Maybe You Should Think About: It’s always worth thinking about how the lectionary acts as a canon-within-a-canon, and how it selects and narrows what we hear and think of as “scripture” in a functional, Sunday-morning kind of way. By skipping over the scary, violent, judgey parts, the lectionary changes the text, and it dissociates words that the biblical text actually puts together. That might be for the best, and it certainly makes Sunday mornings more pleasant, but it’s not a neutral practice, and we would do well to be very aware of it.

 

Luke 19:1-10

What It’s About: If you’re like me, you can’t hear this story without that children’s song going through your head: “Zacchaeus was a wee little man.” This is the tale of Zacchaeus, a tax collector who was apparently short, who had an encounter with Jesus as he passed through town. As a tax collector (THE tax collector in town, actually), Zacchaeus was a “sinner,” and also probably one of the most loathed people around. Jesus being Jesus, Zacchaeus was just the right kind of person to hang out with, which made everyone else very angry and confused. That was kind of Jesus’ thing–hanging out with the wrong sort, and thereby sending the message that if you find yourself thinking about who the wrong sort is, you’re doing it wrong.

What It’s Really About: Roman tax collection worked kind of like modern debt collection. Rome wanted X amount of money from each province and municipality, and contractors bid on the right to collect that money. Then, they went about extracting as much as they could from the people. If Rome required 10 denarii, and the collectors extracted 13, then their profit was 3. So there was absolutely every incentive to squeeze the people as hard as they could, which led to the first-century equivalent of debt collection phone calls–burly guys showing up on your doorstep making threats and carrying through on them. So Zacchaeus would have been seen as immoral, but also more than that, as a predatory collaborator with Roman rule. He was doubly awful. He would have been an unthinkable sort of person for any self-respecting Jewish messiah to want to engage.

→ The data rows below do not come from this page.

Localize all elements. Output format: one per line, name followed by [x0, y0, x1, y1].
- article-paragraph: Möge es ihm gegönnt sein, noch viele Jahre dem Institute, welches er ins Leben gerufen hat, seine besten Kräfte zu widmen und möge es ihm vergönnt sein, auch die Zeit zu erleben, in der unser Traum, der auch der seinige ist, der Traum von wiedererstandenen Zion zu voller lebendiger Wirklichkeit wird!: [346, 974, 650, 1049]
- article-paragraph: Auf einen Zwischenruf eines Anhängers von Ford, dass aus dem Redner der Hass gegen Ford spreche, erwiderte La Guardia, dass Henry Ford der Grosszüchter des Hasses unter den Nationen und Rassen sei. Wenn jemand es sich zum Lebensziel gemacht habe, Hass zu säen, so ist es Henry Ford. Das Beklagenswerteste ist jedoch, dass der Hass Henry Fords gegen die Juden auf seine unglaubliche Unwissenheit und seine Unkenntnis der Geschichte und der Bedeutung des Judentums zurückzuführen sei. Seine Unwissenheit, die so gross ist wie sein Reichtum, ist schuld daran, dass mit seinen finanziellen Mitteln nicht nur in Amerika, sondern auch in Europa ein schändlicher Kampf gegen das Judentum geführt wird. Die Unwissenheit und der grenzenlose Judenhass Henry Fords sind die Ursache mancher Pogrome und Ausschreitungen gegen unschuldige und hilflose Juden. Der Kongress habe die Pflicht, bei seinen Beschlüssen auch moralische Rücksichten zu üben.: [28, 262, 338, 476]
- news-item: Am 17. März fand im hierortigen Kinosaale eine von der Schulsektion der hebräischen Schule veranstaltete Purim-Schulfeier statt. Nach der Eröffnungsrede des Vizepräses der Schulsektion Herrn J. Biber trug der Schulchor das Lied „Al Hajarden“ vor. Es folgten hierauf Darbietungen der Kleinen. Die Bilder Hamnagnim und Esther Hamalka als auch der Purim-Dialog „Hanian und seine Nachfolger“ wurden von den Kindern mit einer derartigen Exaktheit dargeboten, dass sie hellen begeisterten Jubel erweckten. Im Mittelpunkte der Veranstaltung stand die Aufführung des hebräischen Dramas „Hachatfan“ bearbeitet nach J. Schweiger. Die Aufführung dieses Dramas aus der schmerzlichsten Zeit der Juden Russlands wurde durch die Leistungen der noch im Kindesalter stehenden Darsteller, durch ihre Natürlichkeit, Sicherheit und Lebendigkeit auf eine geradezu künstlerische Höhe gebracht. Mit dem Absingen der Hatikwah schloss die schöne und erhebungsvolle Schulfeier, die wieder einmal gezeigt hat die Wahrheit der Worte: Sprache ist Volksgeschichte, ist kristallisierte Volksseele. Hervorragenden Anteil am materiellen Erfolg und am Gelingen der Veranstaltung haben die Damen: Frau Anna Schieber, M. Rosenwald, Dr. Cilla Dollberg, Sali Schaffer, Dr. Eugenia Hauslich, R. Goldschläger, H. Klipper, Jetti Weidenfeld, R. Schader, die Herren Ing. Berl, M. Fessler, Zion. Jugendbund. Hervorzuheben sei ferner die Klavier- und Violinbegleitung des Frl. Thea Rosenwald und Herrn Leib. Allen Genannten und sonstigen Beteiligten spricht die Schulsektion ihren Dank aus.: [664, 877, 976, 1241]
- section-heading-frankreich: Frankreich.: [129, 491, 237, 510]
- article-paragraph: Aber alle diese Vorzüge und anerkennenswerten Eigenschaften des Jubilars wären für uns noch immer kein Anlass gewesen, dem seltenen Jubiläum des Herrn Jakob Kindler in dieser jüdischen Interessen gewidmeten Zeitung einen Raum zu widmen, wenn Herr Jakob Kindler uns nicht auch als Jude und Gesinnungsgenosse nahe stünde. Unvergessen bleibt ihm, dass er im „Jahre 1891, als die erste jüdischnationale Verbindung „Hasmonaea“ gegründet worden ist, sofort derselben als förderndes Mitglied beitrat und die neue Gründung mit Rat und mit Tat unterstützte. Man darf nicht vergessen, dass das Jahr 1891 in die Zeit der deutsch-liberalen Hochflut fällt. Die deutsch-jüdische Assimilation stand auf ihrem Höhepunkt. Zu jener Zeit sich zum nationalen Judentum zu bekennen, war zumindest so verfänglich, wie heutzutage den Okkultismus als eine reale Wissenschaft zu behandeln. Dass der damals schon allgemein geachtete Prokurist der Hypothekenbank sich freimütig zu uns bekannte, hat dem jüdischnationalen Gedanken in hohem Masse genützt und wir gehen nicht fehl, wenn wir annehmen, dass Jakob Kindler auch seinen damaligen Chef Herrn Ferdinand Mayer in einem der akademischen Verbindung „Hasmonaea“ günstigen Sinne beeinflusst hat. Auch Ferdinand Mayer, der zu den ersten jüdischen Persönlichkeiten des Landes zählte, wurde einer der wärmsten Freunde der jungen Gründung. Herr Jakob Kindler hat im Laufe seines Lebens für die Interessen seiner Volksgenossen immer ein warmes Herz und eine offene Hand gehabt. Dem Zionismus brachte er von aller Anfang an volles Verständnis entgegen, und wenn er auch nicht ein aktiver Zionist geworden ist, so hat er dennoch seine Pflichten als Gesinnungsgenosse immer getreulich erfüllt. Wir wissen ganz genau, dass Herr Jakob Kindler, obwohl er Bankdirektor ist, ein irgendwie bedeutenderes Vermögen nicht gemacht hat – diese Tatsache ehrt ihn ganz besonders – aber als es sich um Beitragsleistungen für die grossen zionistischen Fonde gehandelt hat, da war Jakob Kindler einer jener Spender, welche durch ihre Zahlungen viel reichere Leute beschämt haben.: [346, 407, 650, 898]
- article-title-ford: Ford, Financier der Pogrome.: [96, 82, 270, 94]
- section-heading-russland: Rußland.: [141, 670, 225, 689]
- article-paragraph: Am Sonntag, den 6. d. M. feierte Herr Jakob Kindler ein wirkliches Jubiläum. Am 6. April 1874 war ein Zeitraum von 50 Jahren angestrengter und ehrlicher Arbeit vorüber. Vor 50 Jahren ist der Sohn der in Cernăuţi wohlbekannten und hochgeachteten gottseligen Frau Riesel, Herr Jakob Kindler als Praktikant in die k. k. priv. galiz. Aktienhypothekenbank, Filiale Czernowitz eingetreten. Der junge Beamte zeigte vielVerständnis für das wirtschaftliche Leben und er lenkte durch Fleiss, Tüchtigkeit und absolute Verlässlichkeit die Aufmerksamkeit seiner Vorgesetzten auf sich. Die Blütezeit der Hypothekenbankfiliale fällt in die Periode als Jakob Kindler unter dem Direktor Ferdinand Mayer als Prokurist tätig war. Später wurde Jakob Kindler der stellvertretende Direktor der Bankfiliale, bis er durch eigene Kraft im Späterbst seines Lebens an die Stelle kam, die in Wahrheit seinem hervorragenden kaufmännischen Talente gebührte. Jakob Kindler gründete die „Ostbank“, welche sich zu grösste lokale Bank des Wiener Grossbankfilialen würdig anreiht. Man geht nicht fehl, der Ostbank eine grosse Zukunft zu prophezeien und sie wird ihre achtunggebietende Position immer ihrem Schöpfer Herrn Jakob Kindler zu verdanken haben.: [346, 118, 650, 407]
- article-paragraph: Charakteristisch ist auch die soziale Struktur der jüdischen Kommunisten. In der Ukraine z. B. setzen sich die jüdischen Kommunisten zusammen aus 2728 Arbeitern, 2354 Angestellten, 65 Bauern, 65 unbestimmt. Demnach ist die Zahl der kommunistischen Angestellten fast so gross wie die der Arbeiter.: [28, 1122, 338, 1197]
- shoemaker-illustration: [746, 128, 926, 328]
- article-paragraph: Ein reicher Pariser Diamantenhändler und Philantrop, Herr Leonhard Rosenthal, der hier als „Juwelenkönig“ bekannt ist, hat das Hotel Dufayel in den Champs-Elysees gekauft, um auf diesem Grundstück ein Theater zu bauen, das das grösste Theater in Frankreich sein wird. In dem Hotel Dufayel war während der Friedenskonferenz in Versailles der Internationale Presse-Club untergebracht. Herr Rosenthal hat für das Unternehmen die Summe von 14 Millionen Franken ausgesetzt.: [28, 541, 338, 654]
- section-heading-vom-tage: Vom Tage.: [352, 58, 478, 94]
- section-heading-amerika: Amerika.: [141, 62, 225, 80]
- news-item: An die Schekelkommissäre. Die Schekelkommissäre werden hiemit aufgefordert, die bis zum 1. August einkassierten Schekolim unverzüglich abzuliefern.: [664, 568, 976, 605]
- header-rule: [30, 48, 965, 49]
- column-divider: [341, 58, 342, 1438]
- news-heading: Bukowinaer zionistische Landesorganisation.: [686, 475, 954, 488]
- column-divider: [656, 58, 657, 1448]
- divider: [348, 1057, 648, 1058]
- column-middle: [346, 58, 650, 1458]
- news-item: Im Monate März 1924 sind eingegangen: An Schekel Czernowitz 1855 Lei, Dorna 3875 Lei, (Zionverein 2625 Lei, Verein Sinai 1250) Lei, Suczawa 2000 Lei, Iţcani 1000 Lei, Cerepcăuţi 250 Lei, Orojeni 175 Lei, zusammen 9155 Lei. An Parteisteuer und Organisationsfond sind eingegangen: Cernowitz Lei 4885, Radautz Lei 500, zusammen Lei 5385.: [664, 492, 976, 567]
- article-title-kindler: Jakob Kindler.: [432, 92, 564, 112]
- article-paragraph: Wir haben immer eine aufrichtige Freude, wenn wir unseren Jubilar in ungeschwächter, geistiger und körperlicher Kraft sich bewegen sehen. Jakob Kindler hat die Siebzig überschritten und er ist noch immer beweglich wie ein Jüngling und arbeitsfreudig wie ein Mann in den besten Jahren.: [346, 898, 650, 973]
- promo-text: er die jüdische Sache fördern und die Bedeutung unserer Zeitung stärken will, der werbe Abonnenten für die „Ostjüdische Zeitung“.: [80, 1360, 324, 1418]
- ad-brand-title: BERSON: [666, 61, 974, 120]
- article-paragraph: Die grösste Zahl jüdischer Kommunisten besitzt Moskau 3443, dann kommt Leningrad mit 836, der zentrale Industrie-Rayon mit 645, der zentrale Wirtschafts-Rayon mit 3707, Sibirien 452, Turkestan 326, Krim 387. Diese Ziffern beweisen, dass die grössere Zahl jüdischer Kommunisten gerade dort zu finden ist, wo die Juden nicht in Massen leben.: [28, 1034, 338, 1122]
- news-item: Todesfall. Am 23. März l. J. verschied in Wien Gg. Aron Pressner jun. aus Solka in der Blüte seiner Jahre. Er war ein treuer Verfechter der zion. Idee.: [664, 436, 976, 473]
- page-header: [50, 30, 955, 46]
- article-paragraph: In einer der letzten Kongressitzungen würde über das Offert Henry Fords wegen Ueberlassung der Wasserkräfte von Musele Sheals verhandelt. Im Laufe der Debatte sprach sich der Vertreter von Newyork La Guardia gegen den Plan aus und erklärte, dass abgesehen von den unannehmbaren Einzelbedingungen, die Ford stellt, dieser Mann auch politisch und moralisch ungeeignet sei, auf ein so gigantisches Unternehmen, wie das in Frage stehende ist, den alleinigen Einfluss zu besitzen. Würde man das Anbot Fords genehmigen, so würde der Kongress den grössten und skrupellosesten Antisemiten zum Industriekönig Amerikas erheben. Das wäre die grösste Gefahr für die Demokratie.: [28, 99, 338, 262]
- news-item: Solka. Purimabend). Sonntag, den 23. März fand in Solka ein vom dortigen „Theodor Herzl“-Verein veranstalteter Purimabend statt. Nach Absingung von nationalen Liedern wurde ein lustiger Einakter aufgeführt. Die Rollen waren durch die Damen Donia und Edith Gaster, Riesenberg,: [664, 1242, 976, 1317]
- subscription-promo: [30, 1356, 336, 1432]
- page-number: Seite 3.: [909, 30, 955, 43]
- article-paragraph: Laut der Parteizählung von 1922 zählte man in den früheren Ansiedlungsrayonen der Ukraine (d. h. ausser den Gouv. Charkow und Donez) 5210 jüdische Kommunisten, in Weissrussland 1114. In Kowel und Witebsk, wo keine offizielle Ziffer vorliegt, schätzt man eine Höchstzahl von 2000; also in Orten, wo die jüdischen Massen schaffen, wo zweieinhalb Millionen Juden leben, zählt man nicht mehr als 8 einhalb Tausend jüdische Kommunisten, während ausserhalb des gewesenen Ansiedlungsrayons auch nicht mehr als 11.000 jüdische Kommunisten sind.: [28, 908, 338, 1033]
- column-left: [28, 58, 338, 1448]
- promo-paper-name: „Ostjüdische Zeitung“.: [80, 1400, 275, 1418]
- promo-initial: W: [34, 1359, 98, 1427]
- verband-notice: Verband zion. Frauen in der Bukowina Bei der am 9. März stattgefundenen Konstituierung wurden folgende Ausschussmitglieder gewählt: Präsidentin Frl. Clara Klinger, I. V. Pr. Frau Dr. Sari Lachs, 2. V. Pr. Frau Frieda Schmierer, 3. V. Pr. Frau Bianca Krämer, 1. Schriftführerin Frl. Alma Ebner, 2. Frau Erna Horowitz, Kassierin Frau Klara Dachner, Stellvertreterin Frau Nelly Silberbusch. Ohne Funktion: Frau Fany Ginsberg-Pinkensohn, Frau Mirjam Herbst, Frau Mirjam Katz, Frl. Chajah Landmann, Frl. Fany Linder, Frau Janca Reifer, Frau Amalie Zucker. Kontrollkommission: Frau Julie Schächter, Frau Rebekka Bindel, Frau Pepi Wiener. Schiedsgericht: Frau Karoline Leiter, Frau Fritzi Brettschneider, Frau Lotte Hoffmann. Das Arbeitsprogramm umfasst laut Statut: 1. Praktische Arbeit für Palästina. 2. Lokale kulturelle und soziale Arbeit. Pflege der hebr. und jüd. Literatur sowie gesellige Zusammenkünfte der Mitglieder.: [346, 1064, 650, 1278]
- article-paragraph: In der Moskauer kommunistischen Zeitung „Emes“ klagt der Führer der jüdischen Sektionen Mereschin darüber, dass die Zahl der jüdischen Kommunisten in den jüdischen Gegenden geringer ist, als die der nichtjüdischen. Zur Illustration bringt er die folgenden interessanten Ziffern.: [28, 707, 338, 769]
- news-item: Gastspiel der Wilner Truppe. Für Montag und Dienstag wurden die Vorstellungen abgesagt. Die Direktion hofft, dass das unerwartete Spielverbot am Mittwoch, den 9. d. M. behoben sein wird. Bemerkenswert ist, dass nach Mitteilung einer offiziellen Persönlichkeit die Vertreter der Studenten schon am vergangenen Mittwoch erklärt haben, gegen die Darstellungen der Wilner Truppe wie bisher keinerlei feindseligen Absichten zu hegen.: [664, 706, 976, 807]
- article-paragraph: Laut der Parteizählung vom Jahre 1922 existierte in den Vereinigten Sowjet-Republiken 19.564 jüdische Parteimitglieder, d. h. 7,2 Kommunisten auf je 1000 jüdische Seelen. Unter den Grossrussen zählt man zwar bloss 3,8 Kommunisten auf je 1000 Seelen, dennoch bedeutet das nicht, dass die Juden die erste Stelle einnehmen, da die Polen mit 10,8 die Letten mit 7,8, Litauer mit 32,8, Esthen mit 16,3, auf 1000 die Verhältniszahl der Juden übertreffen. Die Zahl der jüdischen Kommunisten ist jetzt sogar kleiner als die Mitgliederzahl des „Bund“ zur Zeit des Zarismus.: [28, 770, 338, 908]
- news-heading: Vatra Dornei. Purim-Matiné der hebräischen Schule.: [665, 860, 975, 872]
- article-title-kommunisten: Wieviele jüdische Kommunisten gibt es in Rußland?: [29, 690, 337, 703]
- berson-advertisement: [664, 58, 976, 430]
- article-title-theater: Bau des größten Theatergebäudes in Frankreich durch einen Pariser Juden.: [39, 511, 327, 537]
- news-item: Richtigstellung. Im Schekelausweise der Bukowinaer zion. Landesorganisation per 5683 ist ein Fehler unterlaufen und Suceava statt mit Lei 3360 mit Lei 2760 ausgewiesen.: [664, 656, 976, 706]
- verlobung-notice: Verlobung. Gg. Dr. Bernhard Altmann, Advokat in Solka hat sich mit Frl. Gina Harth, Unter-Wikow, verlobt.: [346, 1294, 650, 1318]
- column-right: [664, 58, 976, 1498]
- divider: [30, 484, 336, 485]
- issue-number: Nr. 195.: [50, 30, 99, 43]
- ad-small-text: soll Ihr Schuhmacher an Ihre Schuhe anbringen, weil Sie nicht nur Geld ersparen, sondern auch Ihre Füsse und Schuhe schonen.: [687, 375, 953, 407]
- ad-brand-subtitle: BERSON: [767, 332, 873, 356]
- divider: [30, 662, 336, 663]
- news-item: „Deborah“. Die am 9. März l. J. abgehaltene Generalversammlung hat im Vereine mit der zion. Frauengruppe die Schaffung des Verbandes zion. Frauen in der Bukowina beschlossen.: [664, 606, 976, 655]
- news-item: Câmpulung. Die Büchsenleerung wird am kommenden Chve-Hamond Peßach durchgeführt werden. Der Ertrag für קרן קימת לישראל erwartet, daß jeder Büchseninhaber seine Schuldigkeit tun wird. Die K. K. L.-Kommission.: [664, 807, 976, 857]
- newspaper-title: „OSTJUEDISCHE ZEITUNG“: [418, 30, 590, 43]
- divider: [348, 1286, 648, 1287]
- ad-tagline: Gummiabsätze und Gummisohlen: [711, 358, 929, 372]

What It’s Not About: I think the height thing has probably been overdone here. When I was a kid and singing that “wee little man” song, the passing reference to Zacchaeus’ height was a kind of hook for children to think about the story: “hey, you kids are short too!” But I don’t see his stature as the key disadvantage for Zacchaeus here; it’s just a literary device to move the story along. His key disadvantage was that he was the worst kind of person, a loan shark rolled up with a money launderer combined with a protection racket and covered in Roman collaboration. He was as villainous as villains could be.

Maybe You Should Think About: It’s stunning how economic salvation is in this story. Look at verses 8-10, where Zacchaeus’ admission of guilt and his promise to repay in extravagant terms (fourfold!) leads directly to Jesus’ pronouncement: “today salvation has come to this house.” Economic restoration is effective for the man’s salvation. Undoubtedly many will object, and say that the economic restitution is a symbol of some deeper, more spiritual conversion, but that isn’t what the text say, at all. The text tells a story of a man who, face to face with Jesus, spontaneously agrees to stop exploiting the poor and pay them back, and who receives salvation because of it.